I discovered, for example, that there were now these new-fangled things called tubeless tyres. Don't laugh, dammit. I didn't know!! When I last looked, tyres were filled with thin rubber tubes, the tubes were full of air, and that's how cars worked. Now apparently, these tubes have disappeared. No longer can you turn a tyre inside out and wrest a skinny tube from its innards. No longer can you fill these tubes again with air; and send the car merrily along it's way.
Instead, you fix a flat tyre with an entirely different set of tools.
The first thing you need, is a strip of this deceptively simple looking stuff.
This is a tough, chewy rubbery-leathery thing that sticks to your fingers if you let it. It's basically a plug.
The next thing you need is this T-shaped tool, with a needle. And you need a tube of vulcanising fluid.
Now for the repair itself. Snip a small strip of the rubber plug, shove the needle through it; and then put this vulcanising fluid on it. Then you grab the handle with both hands, take a deep breath, and shove the strip it into the problem spot. See the guy in the photo below?
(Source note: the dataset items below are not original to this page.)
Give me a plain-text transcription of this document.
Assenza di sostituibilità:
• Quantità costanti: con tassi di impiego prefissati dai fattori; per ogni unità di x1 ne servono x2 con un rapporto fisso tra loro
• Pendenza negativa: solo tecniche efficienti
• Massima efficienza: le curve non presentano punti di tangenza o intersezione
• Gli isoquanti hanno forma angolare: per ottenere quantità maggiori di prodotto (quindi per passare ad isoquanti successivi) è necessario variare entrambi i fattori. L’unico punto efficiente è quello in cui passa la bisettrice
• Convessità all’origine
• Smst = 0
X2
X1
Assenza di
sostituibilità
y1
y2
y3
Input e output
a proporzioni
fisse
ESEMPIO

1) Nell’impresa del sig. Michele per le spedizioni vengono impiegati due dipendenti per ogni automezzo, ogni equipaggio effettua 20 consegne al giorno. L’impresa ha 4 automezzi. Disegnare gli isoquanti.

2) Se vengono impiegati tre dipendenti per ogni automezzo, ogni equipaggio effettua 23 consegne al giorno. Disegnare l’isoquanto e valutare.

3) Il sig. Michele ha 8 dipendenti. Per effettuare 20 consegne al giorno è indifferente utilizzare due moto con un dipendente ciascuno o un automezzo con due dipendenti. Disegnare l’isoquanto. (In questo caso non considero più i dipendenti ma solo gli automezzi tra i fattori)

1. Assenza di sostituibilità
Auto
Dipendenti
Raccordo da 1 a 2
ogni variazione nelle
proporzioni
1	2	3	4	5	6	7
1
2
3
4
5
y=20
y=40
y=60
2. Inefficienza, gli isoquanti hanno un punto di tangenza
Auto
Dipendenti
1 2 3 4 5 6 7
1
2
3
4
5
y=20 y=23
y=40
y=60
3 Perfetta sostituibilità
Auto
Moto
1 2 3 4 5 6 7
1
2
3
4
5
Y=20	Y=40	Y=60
Our repair guy was around 16 years old.
There was an assistant as well, a little kid with a bandana.
So what happens - chemically speaking - is that the vulcanising fluid works on the strip, and converts it into a permanent hardened plug. (Or at least, that's what I think!). The little kid's job was to keep the air-pressure in the tube constant, so the plug would set well.
He took his job seriously.
There were other neighbourhood kids as well, watching.
Inside of our repair shop. I have *no* idea what most of these things are.
What I do know, though, is that these things are there for a reason. *Some* car, *some* day, will be rescued by some weird contraption that can only be found in this mess!
Seriously, why do cars have to be so complicated? :)
More mysterious gizmos.
What is that U-shaped thing hanging from the ceiling? Or is it not U-shaped? Should I announce a prize for anyone who can actually name all these things?!!
Anyway - the whole repair thingy took about 15-20 minutes. I tried chatting to the 16-year old; but he was cagey. I'm from Calcutta, was all he would say. I let him be; there are a lot of illegal migrants from Bangladesh near the Vashi area, and I did not want to probe further. He was making a living in a tough world...I wished him well, and went on my way.